Thursday, 31 October 2013

Bringing Basic Necessity to Sarawak

by Simon Balan, volunteer of Kampung Sait, our fellow local Sarawakian

28th Oct 2013 marked a great journey for me. I was given the opportunity to be a volunteer in the Impian Sarawak program at Kampung Sait. Despite being an adventurous person, born and raised in Sarawak, I myself find it challenging to travel through and fro daily from the nearest town, clinic or even school to this village. Not in your wildest dream, you would imagine what other people had to go through daily to do their daily chores, small children had to endure to go to school every morning or even sick elderly and pregnant women faced just to get to the clinic. Basic necessity such as electricity, water, cooking stove, are things which we normally took granted for. The things we complaint when the electricity power were cut for few hours, or when our cell phone battery went low and we went all frantic about it, somehow seems irrelevant when we actually see what these people need to endure.
Kampung Sait, a beautiful village situated in Kuching needs 2 hour walking after a 40 minutes’ drive from Kuching city. There is no other means of travelling to the village except by foot. The condition of the road, or I should not be even calling it road as we actually need to go through a jungle to get to the village is not an easy way with stretches and stretches of bamboo bridges. What even more scary is the 30m long stretched of bamboo bridge, suspended 50 feet in the air also needed to be crossed as it is the only mean to the village.

As we approached the village, we were greeted with villagers warm smile and spectacular view of the mountain. The green surrounding somehow made us forgot how tiring the journey was. Villagers of all ages welcomed us and make us part of their families the 9 days we were there.
We laughed, we cooked, we eat and sleep together. This shows how irrelevant one race and religion is as all of us there were from different race and background.

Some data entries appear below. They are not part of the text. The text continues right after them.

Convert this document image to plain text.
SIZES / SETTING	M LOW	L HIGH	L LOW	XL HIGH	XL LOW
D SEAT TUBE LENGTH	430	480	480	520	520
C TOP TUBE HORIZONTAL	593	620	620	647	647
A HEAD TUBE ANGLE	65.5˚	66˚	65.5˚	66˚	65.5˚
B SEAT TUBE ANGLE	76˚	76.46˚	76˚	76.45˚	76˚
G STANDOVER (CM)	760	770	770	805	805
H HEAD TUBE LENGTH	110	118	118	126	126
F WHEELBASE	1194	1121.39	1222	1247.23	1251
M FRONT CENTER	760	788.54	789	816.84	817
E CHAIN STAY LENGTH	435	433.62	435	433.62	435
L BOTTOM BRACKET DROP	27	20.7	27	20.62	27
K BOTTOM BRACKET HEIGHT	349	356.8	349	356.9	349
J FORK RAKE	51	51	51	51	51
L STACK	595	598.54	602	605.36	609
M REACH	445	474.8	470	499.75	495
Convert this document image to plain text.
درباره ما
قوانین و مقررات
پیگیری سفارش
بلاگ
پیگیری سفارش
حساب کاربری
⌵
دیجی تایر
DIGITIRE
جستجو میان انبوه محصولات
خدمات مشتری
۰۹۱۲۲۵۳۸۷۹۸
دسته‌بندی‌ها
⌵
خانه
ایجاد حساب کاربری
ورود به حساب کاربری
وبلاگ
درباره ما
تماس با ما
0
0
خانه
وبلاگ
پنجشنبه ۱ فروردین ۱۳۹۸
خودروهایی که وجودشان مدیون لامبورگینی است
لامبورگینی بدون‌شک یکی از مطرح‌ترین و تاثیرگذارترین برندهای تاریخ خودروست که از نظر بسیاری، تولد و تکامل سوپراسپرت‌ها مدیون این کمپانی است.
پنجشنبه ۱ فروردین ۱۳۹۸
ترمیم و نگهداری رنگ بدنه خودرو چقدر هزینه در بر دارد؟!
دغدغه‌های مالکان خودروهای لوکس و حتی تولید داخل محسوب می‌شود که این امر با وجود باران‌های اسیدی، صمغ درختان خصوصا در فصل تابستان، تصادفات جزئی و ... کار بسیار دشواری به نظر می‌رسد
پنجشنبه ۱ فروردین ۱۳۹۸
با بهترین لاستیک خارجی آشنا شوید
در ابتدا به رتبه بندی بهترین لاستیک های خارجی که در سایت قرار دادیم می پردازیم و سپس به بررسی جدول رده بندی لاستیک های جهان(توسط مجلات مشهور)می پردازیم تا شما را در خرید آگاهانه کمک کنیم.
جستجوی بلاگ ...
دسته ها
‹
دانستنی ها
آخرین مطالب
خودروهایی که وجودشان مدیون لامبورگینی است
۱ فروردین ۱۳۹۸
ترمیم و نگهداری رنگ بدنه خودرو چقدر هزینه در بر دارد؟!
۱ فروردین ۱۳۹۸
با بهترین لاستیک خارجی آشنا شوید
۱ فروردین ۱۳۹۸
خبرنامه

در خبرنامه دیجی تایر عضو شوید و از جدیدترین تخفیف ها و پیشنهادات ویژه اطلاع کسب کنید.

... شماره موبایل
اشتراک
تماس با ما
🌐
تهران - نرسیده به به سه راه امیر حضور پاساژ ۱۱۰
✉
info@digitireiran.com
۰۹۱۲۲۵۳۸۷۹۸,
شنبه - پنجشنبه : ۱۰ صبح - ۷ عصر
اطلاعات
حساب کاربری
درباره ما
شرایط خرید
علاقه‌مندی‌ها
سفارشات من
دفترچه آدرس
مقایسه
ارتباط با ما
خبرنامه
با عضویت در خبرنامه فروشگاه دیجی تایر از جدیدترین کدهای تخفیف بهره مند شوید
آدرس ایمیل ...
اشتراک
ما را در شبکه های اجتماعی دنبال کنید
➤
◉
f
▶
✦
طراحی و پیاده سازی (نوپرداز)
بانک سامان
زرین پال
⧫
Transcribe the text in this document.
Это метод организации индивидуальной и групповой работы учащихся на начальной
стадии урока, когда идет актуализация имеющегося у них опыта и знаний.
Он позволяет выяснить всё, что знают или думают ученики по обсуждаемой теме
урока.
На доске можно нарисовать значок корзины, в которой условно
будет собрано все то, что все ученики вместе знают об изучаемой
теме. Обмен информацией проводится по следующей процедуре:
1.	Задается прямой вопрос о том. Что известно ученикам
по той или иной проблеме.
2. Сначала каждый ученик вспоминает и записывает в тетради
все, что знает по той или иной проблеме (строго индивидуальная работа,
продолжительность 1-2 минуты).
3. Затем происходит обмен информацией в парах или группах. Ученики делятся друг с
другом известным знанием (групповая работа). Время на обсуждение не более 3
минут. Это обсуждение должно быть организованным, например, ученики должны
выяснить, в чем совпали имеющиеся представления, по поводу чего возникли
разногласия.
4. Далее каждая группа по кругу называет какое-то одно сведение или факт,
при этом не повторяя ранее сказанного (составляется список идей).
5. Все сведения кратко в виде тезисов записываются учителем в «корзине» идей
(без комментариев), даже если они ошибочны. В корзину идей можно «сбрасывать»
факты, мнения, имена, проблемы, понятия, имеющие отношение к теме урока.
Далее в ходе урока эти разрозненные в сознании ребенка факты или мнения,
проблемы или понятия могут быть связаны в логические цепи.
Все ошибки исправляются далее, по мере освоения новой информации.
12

The whole 9 days we were there, the spirit of working togetherness, co operativeness and the determination of completing the project is over whelming. Despite the hard work in the sun, coming home to village that has no electricity means no air conditioning, no tap water to bathe, the volunteers and villagers are happily chatting their way, sharing stories and learning each other cultures. One will be amazed at the atmosphere of the village and even neighbouring villagers would come and hang around with us.

I am truly thankful to be part of this project and looking forward to more of the upcoming projects where I can help to serve the place which I called home. With great power of determination and strong will, I believe we can UBAH.